Sofia Gubaidulina’s ‘De Profundis’ took its title from Psalm 130, ‘From the depths, O Lord, I cry to you’ and, just like the Fantasy, seeks glimpses of heaven by means of accumulations and aggregations of sound. It isn’t, nevertheless, a fairly work. Certainly, most of its 13 minutes growl, shake, rattle and roll with all of the monstrous symphonic majesty that the trendy accordion is able to, starting from the tortured respiratory of a beached whale and the distressed amatory cries of its associate to the final hushed entrance into celestial realms.

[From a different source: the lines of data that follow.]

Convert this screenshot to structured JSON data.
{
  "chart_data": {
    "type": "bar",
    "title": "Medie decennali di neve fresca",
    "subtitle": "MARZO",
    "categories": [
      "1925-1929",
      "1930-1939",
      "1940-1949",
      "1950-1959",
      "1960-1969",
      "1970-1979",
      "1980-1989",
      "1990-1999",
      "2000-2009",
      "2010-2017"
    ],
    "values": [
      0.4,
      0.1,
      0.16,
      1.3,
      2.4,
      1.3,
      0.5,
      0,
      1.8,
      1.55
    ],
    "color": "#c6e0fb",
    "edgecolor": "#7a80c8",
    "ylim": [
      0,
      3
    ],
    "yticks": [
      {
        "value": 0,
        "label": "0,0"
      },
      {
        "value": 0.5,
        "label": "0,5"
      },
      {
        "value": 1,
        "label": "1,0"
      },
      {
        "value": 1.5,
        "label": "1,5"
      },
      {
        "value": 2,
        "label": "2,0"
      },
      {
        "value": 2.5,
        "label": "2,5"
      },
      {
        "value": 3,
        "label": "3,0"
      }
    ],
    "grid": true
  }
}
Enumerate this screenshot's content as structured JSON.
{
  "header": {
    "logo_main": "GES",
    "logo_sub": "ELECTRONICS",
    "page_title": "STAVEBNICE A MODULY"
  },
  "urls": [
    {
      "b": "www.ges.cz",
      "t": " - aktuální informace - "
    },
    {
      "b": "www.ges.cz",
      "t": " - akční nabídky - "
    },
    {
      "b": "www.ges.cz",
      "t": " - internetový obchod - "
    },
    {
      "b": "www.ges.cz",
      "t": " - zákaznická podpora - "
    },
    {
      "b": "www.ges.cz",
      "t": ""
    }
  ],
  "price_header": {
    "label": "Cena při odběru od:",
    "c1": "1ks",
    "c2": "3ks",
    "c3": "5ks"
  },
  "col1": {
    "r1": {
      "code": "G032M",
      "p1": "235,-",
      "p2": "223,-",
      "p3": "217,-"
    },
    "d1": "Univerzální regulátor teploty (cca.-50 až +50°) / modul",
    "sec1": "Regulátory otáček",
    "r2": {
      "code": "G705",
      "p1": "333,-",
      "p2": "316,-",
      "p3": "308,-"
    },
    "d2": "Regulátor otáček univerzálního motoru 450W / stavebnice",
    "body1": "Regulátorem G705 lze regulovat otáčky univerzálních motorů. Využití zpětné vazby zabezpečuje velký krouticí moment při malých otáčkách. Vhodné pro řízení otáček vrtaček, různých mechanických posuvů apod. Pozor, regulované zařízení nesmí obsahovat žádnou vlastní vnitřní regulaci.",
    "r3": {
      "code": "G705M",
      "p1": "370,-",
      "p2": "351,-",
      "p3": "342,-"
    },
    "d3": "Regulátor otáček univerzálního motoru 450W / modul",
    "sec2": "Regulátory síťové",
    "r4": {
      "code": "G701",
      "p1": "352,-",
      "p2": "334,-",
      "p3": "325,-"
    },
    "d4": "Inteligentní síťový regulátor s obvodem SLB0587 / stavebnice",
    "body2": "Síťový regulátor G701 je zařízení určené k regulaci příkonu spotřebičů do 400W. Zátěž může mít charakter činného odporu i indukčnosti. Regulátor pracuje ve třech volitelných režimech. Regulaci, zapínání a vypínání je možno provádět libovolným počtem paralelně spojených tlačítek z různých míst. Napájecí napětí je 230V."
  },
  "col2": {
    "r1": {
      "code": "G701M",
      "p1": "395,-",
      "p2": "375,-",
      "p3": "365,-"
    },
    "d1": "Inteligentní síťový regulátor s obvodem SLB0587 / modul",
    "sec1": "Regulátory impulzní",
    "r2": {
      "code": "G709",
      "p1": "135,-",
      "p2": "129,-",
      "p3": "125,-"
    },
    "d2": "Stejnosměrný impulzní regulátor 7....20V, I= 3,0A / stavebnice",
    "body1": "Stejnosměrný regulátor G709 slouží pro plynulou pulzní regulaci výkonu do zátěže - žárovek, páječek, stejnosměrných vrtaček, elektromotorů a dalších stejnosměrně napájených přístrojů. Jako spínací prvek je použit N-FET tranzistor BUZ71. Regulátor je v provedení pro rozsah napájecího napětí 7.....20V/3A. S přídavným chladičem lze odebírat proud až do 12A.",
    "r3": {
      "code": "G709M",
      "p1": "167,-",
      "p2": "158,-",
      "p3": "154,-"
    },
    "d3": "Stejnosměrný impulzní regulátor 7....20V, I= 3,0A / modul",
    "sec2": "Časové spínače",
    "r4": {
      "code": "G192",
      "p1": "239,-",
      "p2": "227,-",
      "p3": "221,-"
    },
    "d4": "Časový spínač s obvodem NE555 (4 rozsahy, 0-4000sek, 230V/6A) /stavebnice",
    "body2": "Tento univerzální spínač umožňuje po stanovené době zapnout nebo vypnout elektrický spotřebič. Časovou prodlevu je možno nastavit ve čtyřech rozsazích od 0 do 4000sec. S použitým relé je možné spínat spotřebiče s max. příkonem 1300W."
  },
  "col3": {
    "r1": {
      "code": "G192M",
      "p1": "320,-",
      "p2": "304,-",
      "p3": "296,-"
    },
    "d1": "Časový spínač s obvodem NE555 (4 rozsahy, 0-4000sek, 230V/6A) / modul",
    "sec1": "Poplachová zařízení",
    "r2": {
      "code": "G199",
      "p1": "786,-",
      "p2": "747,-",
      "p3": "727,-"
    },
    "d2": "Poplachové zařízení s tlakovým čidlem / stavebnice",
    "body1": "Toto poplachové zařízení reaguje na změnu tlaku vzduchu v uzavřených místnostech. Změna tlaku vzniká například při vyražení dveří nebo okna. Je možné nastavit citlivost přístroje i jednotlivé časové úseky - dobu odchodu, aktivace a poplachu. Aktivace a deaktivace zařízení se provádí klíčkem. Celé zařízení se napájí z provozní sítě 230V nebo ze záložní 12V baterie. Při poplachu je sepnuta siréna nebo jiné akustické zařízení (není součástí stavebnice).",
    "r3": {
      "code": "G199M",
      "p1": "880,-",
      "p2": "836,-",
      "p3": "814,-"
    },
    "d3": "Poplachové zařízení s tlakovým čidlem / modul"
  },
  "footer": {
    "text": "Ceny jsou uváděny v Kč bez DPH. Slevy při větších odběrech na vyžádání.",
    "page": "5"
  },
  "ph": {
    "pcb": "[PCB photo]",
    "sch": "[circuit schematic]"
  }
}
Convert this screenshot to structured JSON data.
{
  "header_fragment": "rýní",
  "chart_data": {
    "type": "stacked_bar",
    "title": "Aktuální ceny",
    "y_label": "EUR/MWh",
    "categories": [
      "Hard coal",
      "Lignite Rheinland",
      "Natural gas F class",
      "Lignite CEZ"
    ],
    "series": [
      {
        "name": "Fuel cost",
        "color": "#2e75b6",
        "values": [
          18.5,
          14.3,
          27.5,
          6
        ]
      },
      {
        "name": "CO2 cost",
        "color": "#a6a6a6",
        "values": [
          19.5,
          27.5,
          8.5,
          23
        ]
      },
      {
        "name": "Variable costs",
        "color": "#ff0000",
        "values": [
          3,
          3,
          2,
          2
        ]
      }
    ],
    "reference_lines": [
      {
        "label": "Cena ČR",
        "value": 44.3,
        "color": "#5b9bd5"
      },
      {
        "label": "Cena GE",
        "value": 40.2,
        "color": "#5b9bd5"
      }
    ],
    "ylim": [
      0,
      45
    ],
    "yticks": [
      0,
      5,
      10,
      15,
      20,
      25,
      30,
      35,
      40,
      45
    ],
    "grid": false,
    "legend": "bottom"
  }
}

Geir Drausgvoll taking part in the accordion © Andreia Carvalho

The piece may need been written for Geir Draugsvoll, so full was the identification and powerfully theatrical his presentation. His recording on BIS stays the touchstone for locating the music’s emotional coronary heart with out compromise.

The live performance opened with two of György Kurtág’s Bach preparations which Nebolsin and Pinto-Ribeiro performed with crystalline purity. The adjustments from the unique are, for essentially the most half, subtly undetectable, however there’s a particular feeling that the music and but have no idea it – particularly within the ‘Actus Tragicus’ – however need to understand it higher.

The evening closed with Dvořák’s massive and endearing, if considerably cumbersome, Quintet for string quartet and double bass, a piece of extraordinary consequence within the composer’s inventive life and a sign contributor to his inventive improvement. In its 4 spacious actions. Dvořák poured his coronary heart into music that matched Brahms for luxurious of invention and sumptuousness of sound. The incongruously obscure and stylish Poco andante, as soon as heard, stays a treasure.

The efficiency was the type of music-making you solely hear at festivals, robust and passionate with little room for the subtleties that happen when rehearsal time is limitless. However with Stephen Picard’s muscular strokes, Patrick Demenga’s flashes of thrilling virtuosity and Janne Saksala’s discreet management exhibiting why he’s principal bass within the Berlin Philharmonic, the outcome was sheer, often outrageous, pleasure.